Vincristine is one of the frontline chemotherapy drugs for the treatment of numerous lymphoid neoplasias. The main dose-limiting complication of vincristine is the development of painful peripheral neuropathy. Although clinical reports have appeared in the literature detailing the symptoms of vincristine neuropathy, quantitative sensory testing data that might yield insight to dysfunction in subsets of primary afferents are lacking. In this report, pain descriptors and anatomical distributions of sensory abnormalities were collected in each patient. Touch detection threshold, sharpness detection threshold, the thresholds for the detection of skin warming, heat pain, skin cooling, and the perception of cooling-induced pain were measured in patients with chronic vincristine-induced pain in each area of sensory abnormality and in skin perceived as outside the affected areas.

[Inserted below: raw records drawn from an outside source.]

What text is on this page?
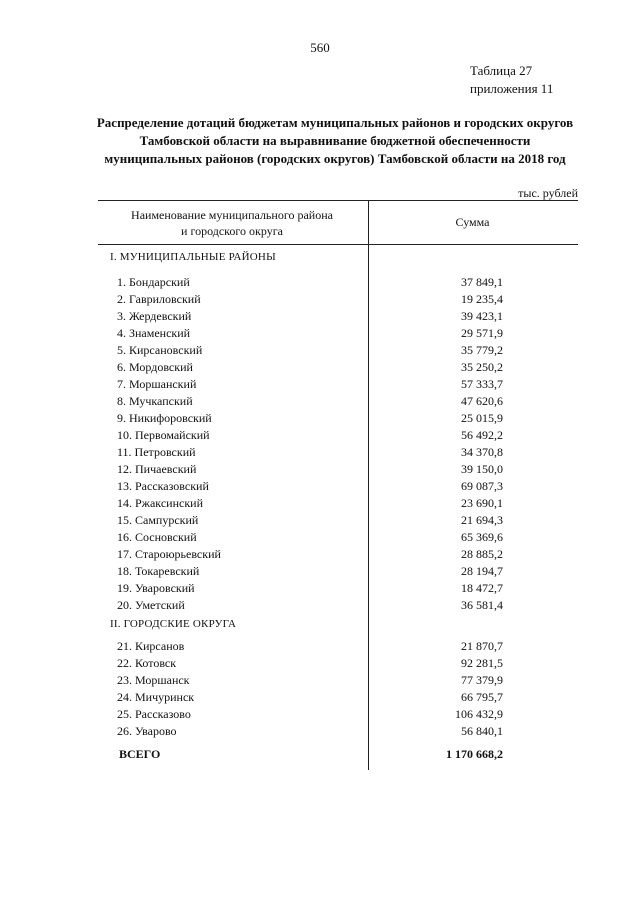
560
Таблица 27
приложения 11
Распределение дотаций бюджетам муниципальных районов и городских округов
Тамбовской области на выравнивание бюджетной обеспеченности
муниципальных районов (городских округов) Тамбовской области на 2018 год
тыс. рублей
Наименование муниципального района
и городского округа
Сумма
I. МУНИЦИПАЛЬНЫЕ РАЙОНЫ
1. Бондарский	37 849,1
2. Гавриловский	19 235,4
3. Жердевский	39 423,1
4. Знаменский	29 571,9
5. Кирсановский	35 779,2
6. Мордовский	35 250,2
7. Моршанский	57 333,7
8. Мучкапский	47 620,6
9. Никифоровский	25 015,9
10. Первомайский	56 492,2
11. Петровский	34 370,8
12. Пичаевский	39 150,0
13. Рассказовский	69 087,3
14. Ржаксинский	23 690,1
15. Сампурский	21 694,3
16. Сосновский	65 369,6
17. Староюрьевский	28 885,2
18. Токаревский	28 194,7
19. Уваровский	18 472,7
20. Уметский	36 581,4
II. ГОРОДСКИЕ ОКРУГА
21. Кирсанов	21 870,7
22. Котовск	92 281,5
23. Моршанск	77 379,9
24. Мичуринск	66 795,7
25. Рассказово	106 432,9
26. Уварово	56 840,1
ВСЕГО	1 170 668,2
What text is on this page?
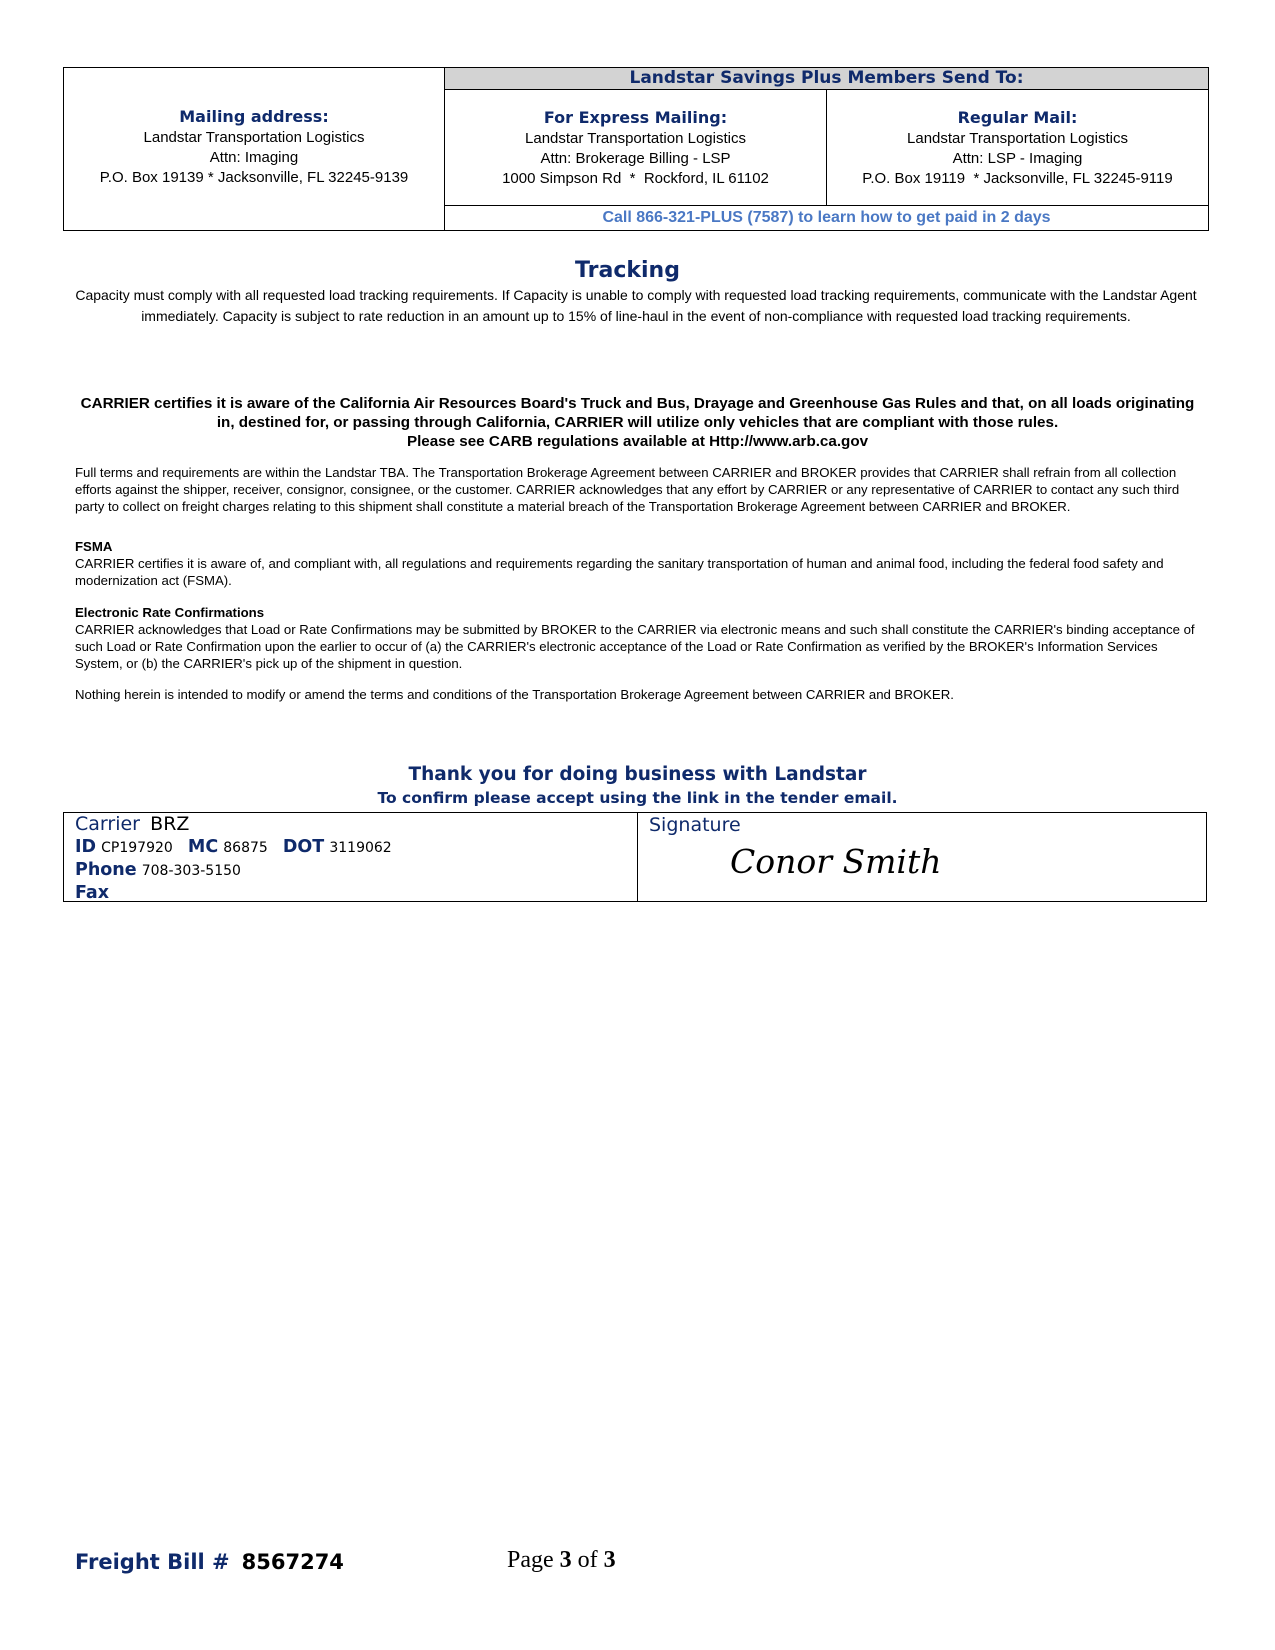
Mailing address:
Landstar Transportation Logistics
Attn: Imaging
P.O. Box 19139 * Jacksonville, FL 32245-9139
Landstar Savings Plus Members Send To:
For Express Mailing:
Landstar Transportation Logistics
Attn: Brokerage Billing - LSP
1000 Simpson Rd  *  Rockford, IL 61102
Regular Mail:
Landstar Transportation Logistics
Attn: LSP - Imaging
P.O. Box 19119  * Jacksonville, FL 32245-9119
Call 866-321-PLUS (7587) to learn how to get paid in 2 days
Tracking
Capacity must comply with all requested load tracking requirements. If Capacity is unable to comply with requested load tracking requirements, communicate with the Landstar Agent immediately. Capacity is subject to rate reduction in an amount up to 15% of line-haul in the event of non-compliance with requested load tracking requirements.
CARRIER certifies it is aware of the California Air Resources Board's Truck and Bus, Drayage and Greenhouse Gas Rules and that, on all loads originating in, destined for, or passing through California, CARRIER will utilize only vehicles that are compliant with those rules.
Please see CARB regulations available at Http://www.arb.ca.gov
Full terms and requirements are within the Landstar TBA. The Transportation Brokerage Agreement between CARRIER and BROKER provides that CARRIER shall refrain from all collection efforts against the shipper, receiver, consignor, consignee, or the customer. CARRIER acknowledges that any effort by CARRIER or any representative of CARRIER to contact any such third party to collect on freight charges relating to this shipment shall constitute a material breach of the Transportation Brokerage Agreement between CARRIER and BROKER.
FSMA
CARRIER certifies it is aware of, and compliant with, all regulations and requirements regarding the sanitary transportation of human and animal food, including the federal food safety and modernization act (FSMA).
Electronic Rate Confirmations
CARRIER acknowledges that Load or Rate Confirmations may be submitted by BROKER to the CARRIER via electronic means and such shall constitute the CARRIER's binding acceptance of such Load or Rate Confirmation upon the earlier to occur of (a) the CARRIER's electronic acceptance of the Load or Rate Confirmation as verified by the BROKER's Information Services System, or (b) the CARRIER's pick up of the shipment in question.
Nothing herein is intended to modify or amend the terms and conditions of the Transportation Brokerage Agreement between CARRIER and BROKER.
Thank you for doing business with Landstar
To confirm please accept using the link in the tender email.
Carrier BRZ
ID CP197920 MC 86875 DOT 3119062
Phone 708-303-5150
Fax
Signature
Conor Smith
Freight Bill # 8567274	Page 3 of 3
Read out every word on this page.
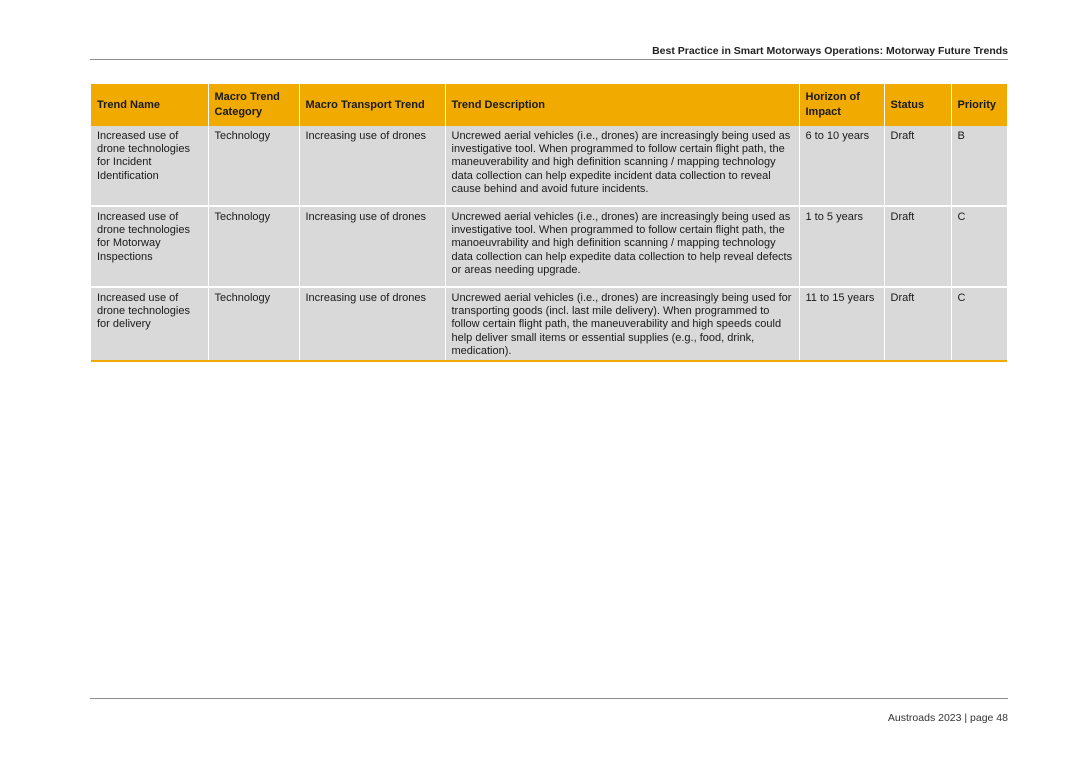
Best Practice in Smart Motorways Operations: Motorway Future Trends
Trend Name	Macro Trend Category	Macro Transport Trend	Trend Description	Horizon of Impact	Status	Priority
Increased use of drone technologies for Incident Identification	Technology	Increasing use of drones	Uncrewed aerial vehicles (i.e., drones) are increasingly being used as investigative tool. When programmed to follow certain flight path, the maneuverability and high definition scanning / mapping technology data collection can help expedite incident data collection to reveal cause behind and avoid future incidents.	6 to 10 years	Draft	B
Increased use of drone technologies for Motorway Inspections	Technology	Increasing use of drones	Uncrewed aerial vehicles (i.e., drones) are increasingly being used as investigative tool. When programmed to follow certain flight path, the manoeuvrability and high definition scanning / mapping technology data collection can help expedite data collection to help reveal defects or areas needing upgrade.	1 to 5 years	Draft	C
Increased use of drone technologies for delivery	Technology	Increasing use of drones	Uncrewed aerial vehicles (i.e., drones) are increasingly being used for transporting goods (incl. last mile delivery). When programmed to follow certain flight path, the maneuverability and high speeds could help deliver small items or essential supplies (e.g., food, drink, medication).	11 to 15 years	Draft	C
Austroads 2023 | page 48
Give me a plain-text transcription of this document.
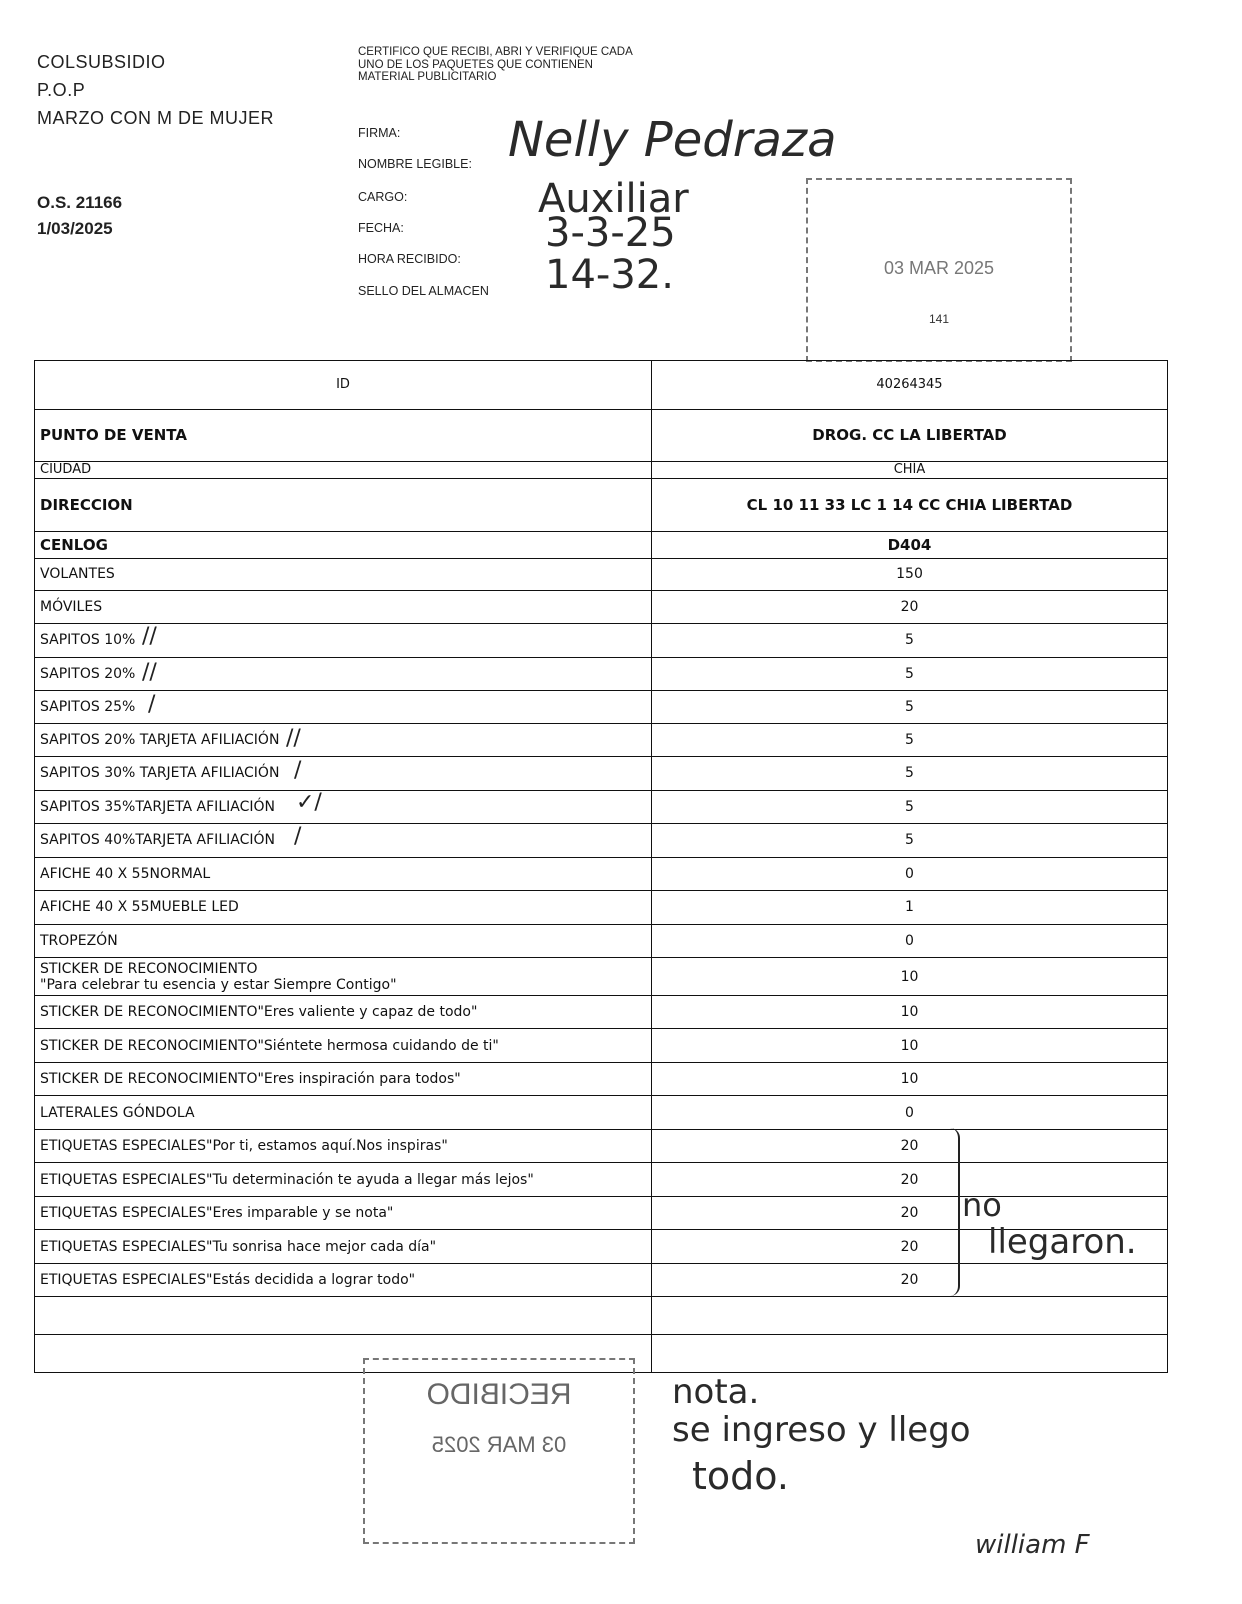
COLSUBSIDIO
P.O.P
MARZO CON M DE MUJER
O.S. 21166
1/03/2025
CERTIFICO QUE RECIBI, ABRI Y VERIFIQUE CADA UNO DE LOS PAQUETES QUE CONTIENEN MATERIAL PUBLICITARIO
FIRMA:
NOMBRE LEGIBLE:
CARGO:
FECHA:
HORA RECIBIDO:
SELLO DEL ALMACEN
Nelly Pedraza
Auxiliar
3-3-25
14-32.	03 MAR 2025
141
ID	40264345
PUNTO DE VENTA	DROG. CC LA LIBERTAD
CIUDAD	CHÍA
DIRECCION	CL 10 11 33 LC 1 14 CC CHIA LIBERTAD
CENLOG	D404
VOLANTES	150
MÓVILES	20
SAPITOS 10%	5
SAPITOS 20%	5
SAPITOS 25%	5
SAPITOS 20% TARJETA AFILIACIÓN	5
SAPITOS 30% TARJETA AFILIACIÓN	5
SAPITOS 35%TARJETA AFILIACIÓN	5
SAPITOS 40%TARJETA AFILIACIÓN	5
AFICHE 40 X 55NORMAL	0
AFICHE 40 X 55MUEBLE LED	1
TROPEZÓN	0
STICKER DE RECONOCIMIENTO
"Para celebrar tu esencia y estar Siempre Contigo"	10
STICKER DE RECONOCIMIENTO"Eres valiente y capaz de todo"	10
STICKER DE RECONOCIMIENTO"Siéntete hermosa cuidando de ti"	10
STICKER DE RECONOCIMIENTO"Eres inspiración para todos"	10
LATERALES GÓNDOLA	0
ETIQUETAS ESPECIALES"Por ti, estamos aquí.Nos inspiras"	20
ETIQUETAS ESPECIALES"Tu determinación te ayuda a llegar más lejos"	20
ETIQUETAS ESPECIALES"Eres imparable y se nota"	20
ETIQUETAS ESPECIALES"Tu sonrisa hace mejor cada día"	20
ETIQUETAS ESPECIALES"Estás decidida a lograr todo"	20

//
//
/
//
/
✓/
/
no
llegaron.
RECIBIDO
03 MAR 2025
nota.
se ingreso y llego
todo.
william F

Elevated touch detection thresholds were observed both within and outside areas affected by pain and sensory abnormality. Elevated sharpness and warm detection thresholds were noted only in areas affected by pain. These data suggest that chronic vincristine-induced pain is associated with dysfunction in Abeta, Adelta, and C caliber primary afferent fibers. Deficits in Abeta fibers appear to precede and presage deficits in the other fiber types, whereas deficits in Adelta- and C-fiber function appear to be specifically associated with the generation of pain.